如果說軍人犧牲他們的自由,從根本上講就似乎必然會變成機器,那么在我們這種進行戰爭的方式下,他就必然在更高的程度上會變為機器,因為在我們現在的作戰中,關鍵不太在於單一個人的堅強、勇敢和機智。如果各民族相當大的一部分人不僅在和平時期的幾年、而且往往是他們的整整一生,僅僅為了可能的戰爭,就被禁錮於這種機器式的生活里,那不是必然要沉淪毀滅嗎?也許對於以下情況,任何地方都沒有出現像在這裡發生的更真實:隨著有關人的行動的理論的形成,理論對於從事這種行動的人的益處都降低了。毋庸否認,在近代的人當中,戰爭藝術取得了令人難以置信的進步f然而,同樣毋庸置疑,軍人崇高的性格變得更為罕見了,它的至美僅僅尚存於古代的歷史之中,至少――如果人們可能會認為這太誇張――在我們這裡,軍人的精神對於各民族來說,往往僅僅具有有害的後果,因為我們看到,在古代它常常伴隨著很有益的結果。不過,如果我可以這樣講的話,我們的各種常備軍隊把戰爭帶入到和平的懷抱之中。打仗的勇氣只有與最美好的、溫和敦睦的美德相結合,打仗的紀律教育只有與最高度的自由感相結合,才是榮耀的。如果把二者分開――通過在和平時期的武裝軍人進行這種分開是多么有利?――後者就很容易演變為奴役,前者則演變為野蠻和肆無忌憚。

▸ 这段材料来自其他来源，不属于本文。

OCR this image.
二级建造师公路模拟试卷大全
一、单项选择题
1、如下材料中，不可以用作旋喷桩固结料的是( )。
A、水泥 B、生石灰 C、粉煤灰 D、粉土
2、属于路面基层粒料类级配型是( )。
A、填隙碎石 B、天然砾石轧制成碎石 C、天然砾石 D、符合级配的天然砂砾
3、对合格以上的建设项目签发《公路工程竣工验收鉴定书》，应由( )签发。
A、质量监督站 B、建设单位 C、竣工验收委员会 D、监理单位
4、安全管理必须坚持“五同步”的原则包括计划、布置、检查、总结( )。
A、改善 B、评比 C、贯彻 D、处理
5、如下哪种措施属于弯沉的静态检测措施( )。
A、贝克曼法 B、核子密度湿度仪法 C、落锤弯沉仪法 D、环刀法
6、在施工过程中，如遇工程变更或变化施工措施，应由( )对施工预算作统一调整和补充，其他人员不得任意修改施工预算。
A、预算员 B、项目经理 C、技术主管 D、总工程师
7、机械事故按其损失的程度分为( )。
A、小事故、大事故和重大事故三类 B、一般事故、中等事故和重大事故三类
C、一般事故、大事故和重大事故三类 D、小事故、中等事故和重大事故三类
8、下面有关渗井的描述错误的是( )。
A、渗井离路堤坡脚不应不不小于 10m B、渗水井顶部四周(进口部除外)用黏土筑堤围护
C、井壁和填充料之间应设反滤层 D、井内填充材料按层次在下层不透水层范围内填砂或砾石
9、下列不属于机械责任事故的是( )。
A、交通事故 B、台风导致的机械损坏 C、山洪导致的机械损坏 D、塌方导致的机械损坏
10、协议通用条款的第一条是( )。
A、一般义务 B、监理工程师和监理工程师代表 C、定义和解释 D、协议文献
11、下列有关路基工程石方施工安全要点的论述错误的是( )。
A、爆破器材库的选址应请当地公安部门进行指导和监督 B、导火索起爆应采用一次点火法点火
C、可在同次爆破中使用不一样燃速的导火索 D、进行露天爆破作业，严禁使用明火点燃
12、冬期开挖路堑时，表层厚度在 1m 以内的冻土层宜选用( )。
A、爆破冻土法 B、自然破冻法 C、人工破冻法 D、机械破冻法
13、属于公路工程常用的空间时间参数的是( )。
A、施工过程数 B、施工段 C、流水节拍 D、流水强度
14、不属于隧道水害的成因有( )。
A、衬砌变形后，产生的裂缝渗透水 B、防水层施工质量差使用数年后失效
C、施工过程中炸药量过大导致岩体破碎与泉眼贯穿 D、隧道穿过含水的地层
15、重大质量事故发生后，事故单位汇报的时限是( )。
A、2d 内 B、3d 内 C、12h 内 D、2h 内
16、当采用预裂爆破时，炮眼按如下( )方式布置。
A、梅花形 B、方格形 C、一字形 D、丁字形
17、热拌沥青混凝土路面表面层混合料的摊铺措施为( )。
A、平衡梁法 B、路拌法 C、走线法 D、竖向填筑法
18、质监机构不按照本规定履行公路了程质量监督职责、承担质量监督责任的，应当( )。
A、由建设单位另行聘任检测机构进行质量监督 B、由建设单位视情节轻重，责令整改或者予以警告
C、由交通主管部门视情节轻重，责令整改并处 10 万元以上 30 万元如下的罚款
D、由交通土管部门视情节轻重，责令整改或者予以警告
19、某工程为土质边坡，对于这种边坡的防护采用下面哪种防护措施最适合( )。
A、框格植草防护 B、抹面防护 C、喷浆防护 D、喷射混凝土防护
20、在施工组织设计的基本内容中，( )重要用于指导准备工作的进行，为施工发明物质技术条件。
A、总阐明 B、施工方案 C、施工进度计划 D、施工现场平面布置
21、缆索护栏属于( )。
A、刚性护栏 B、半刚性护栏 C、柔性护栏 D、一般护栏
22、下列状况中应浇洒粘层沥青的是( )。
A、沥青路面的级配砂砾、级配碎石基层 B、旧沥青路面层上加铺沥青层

儘管對常備軍隊提出這種指責,請允許我提醒記住,除了我當前的觀點所要求的之外,我在這裡不再進一步論述它們。我絕沒有忽視它們巨大的、無可爭辯的益處――這樣一來,它們維持局面的均勢,沒有這種均勢,一旦它們犯錯誤,將會把它們連同地球上的任何有生命之物都勢不可擋地捲入毀滅。它們是整體的一個部分,這一部分並非是虛榮的人的理智的計畫、而是命運的可靠之手造就的。它們如何干預我們的時代固有的一切其他事物,它們如何與我們的時代一起分享可能獎賞給我們的善與惡的功過是非,是這樣一幅繪畫必須表現的主題,它畫得恰如其分和完美無缺,敢於把我們置於史前時代的一旁。
如果人們可能相信,根據我的看法,國家應該時不時地發動戰爭,那么,在剖析我的這些理念時,我必然是十分不幸的。我認為,國家給予自由,鄰國享有同樣的自由。人在任何時代都是人,而且他們永遠不會喪失他們原來的熱情。戰爭將會自行產生。如果沒有爆發戰爭,那么,人們至少會肯定,和平既不能通過暴力強加,也不能通過人為地使人癱瘓來實現。於是,對於各民族來說,和平當然是一種更加慈悲的禮物,猶如溫和敦睦的耕田人比起血性的軍人來,是一幅更加優美的畫面。無疑,倘若人們構想一下整個人類在一代又一代地進步,那么,隨後的時代應當總是更加和平的時代。但此時的和平是從人的內在的力量產生的,此時,人,而且是自由的人變得能夠和睦相處了。一年的歐洲歷史證明,我們現在享受著和平的果實,然而並非享受溫和敦睦的果實。人的力量始終不懈的追求仿佛無窮無盡地發揮作用,如果它們相遇在一起,要么聯合,要么相互鬥爭。鬥爭採取什麼樣的形態,是戰爭的形態,還是競爭的形態,還是其它種種有著細微差別的形態,主要取決於人們的教化程度。
現在,如果我也應該由這個推論得出一條服務於我的最終目的的原則,那么這就是:
國家無論如何不要促進戰爭,不過,如果不得不要求它進行戰爭,也同樣不要用暴力阻止戰爭;允許有充分的自由讓戰爭對精神和性格的影響灌輸整個民族,國家尤其是不要積極設立所有各種教育民族進行戰爭的機構,或者如果一些機構設定絕對有必要,則應給予它們方向性的指導,例如公民的武器訓練,它們要教給民族的不僅是士兵的勇敢、技能和服從,而是灌輸真正的軍人精神,或者毋寧說,灌輸高尚的公民精神,讓他們時刻準備著為祖國而戰鬥。